LTH14 / mar

PyTorch implementation of MAR+DiffLoss https://arxiv.org/abs/2406.11838
MIT License
1.05k stars 59 forks source link

Difference Between MAR and MAGE #30

Open JeremyCJM opened 2 months ago

JeremyCJM commented 2 months ago

Hi Tianhong, thank you for your inspiring work! While reading the paper, I had some questions regarding the term “MAR.” Aside from the difference mentioned in the paper—where the next set of tokens in MAR is sampled randomly, unlike MAGE—are there any other differences between MAR and MAGE in terms of masked modeling? Could MAGE and MaskGIT also be considered “Masked Auto-Regressive” models? If that’s the case, it seems like the auto-regressive nature in MAR is already encompassed within the masked modeling process itself. I would appreciate any clarification on this point.

LTH14 commented 2 months ago

Thanks for your interest!

Are there any other differences between MAR and MAGE in terms of masked modeling?

The masking design for MAR and MAGE is almost the same: a variable masking ratio is sampled from a truncated Gaussian distribution. One small difference is MAR uses a fully sparse encoder similar to MAE, while MAGE still has mask tokens (which is actually because of a legacy issue in MAGE's JAX implementation).

Could MAGE and MaskGIT also be considered “Masked Auto-Regressive” models?

Although in the literature, MaskGIT and MAGE call themselves as "non-autoregressive" models, we believe that MAR, MaskGIT, and MAGE are all conceptually "autoregressive models", where new tokens are generated based on existing tokens.

Auto-regressive vs. masked modeling

First of all, I'd like to clarify that masked modeling alone does not encompass "autoregressive modeling" -- for example, as a typical masked modeling method, MAE cannot perform autoregressive modeling of images. "Masked modeling" is a way to train a model, while "autoregressive modeling" is a way to model a distribution and sample from it.

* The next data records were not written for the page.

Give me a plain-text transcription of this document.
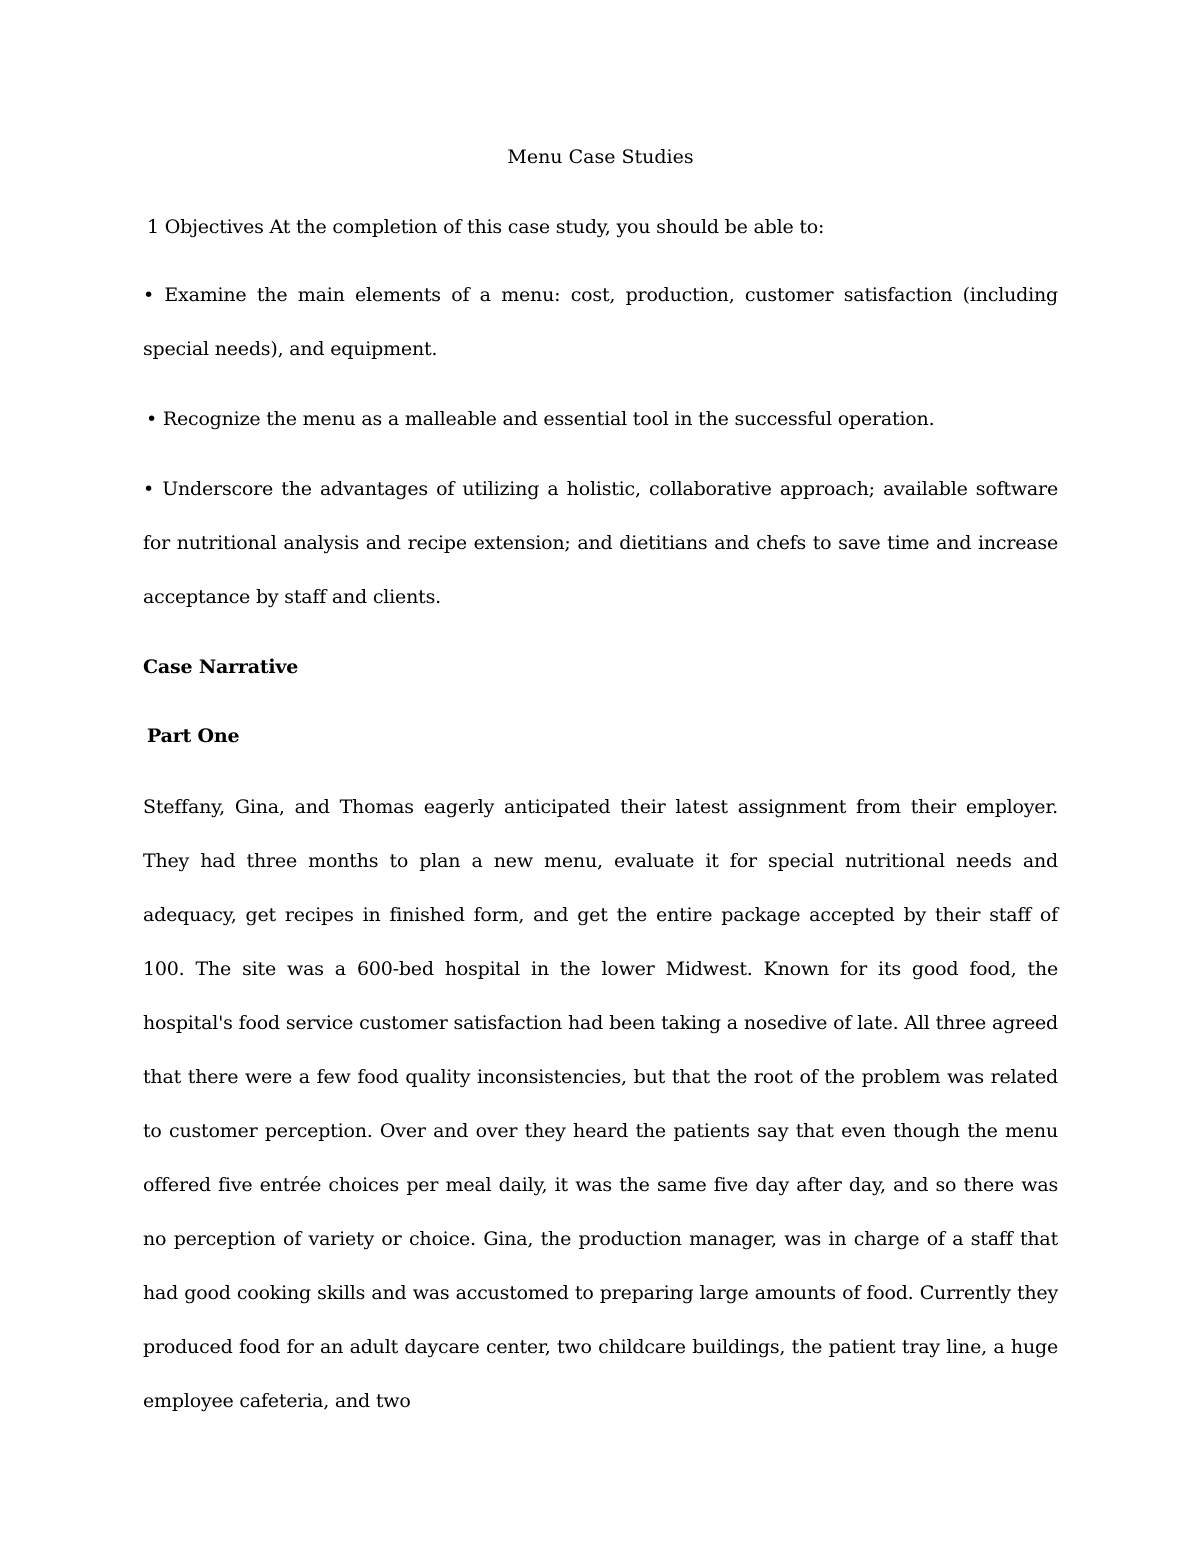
Menu Case Studies

1 Objectives At the completion of this case study, you should be able to:

• Examine the main elements of a menu: cost, production, customer satisfaction (including special needs), and equipment.

• Recognize the menu as a malleable and essential tool in the successful operation.

• Underscore the advantages of utilizing a holistic, collaborative approach; available software for nutritional analysis and recipe extension; and dietitians and chefs to save time and increase acceptance by staff and clients.

Case Narrative

Part One

Steffany, Gina, and Thomas eagerly anticipated their latest assignment from their employer. They had three months to plan a new menu, evaluate it for special nutritional needs and adequacy, get recipes in finished form, and get the entire package accepted by their staff of 100. The site was a 600-bed hospital in the lower Midwest. Known for its good food, the hospital's food service customer satisfaction had been taking a nosedive of late. All three agreed that there were a few food quality inconsistencies, but that the root of the problem was related to customer perception. Over and over they heard the patients say that even though the menu offered five entrée choices per meal daily, it was the same five day after day, and so there was no perception of variety or choice. Gina, the production manager, was in charge of a staff that had good cooking skills and was accustomed to preparing large amounts of food. Currently they produced food for an adult daycare center, two childcare buildings, the patient tray line, a huge employee cafeteria, and two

Traditionally, GPT-like models (e.g., VQGAN, VAR) are considered "auto-regressive," while BERT-like models are considered "masked modeling" (e.g., MAR, MaskGIT, MAGE). However, in this paper, we want to clarify that both GPT-like and BERT-like models are, in fact, auto-regressive. They are different in their training methods: BERT-like models are trained using "masked modeling" (MLM loss), whereas GPT-like models are trained using "teacher forcing" (LM loss). Additionally, the attention mechanisms (bidirectional vs. causal) and generation orders (raster vs. random) differ, as discussed in the paper. However, these differences do not affect the auto-regressive nature of either model -- generating new tokens from existing tokens.

JeremyCJM commented 2 months ago

Awesome! Thanks a lot for your prompt and detailed reply!

zhaoyanpeng commented 2 months ago

Hi Tianlong, awesome work, thank you!

Could you say a bit more on: (1) how is "fully randomized order" implemented in MAR at training time and at test time, respectively, and how does it address the gap between training-time and inference-time behavior of MAGE?

Thanks, - Y

LTH14 commented 2 months ago

@zhaoyanpeng Thanks for your interest! In both MAR, MAGE (and MaskGIT), during training, we randomly mask out some tokens and ask the model to reconstruct them. During inference, the generation order of MAR is also fully random. However, in MAGE and MaskGIT, the order of generation is determined by the confidence of each iteration's predicted tokens. They will generate the most confident k tokens, instead of randomly select k tokens from the remaining tokens to generate.

zhaoyanpeng commented 2 months ago

Get it! thank you for your prompt and detailed explanation.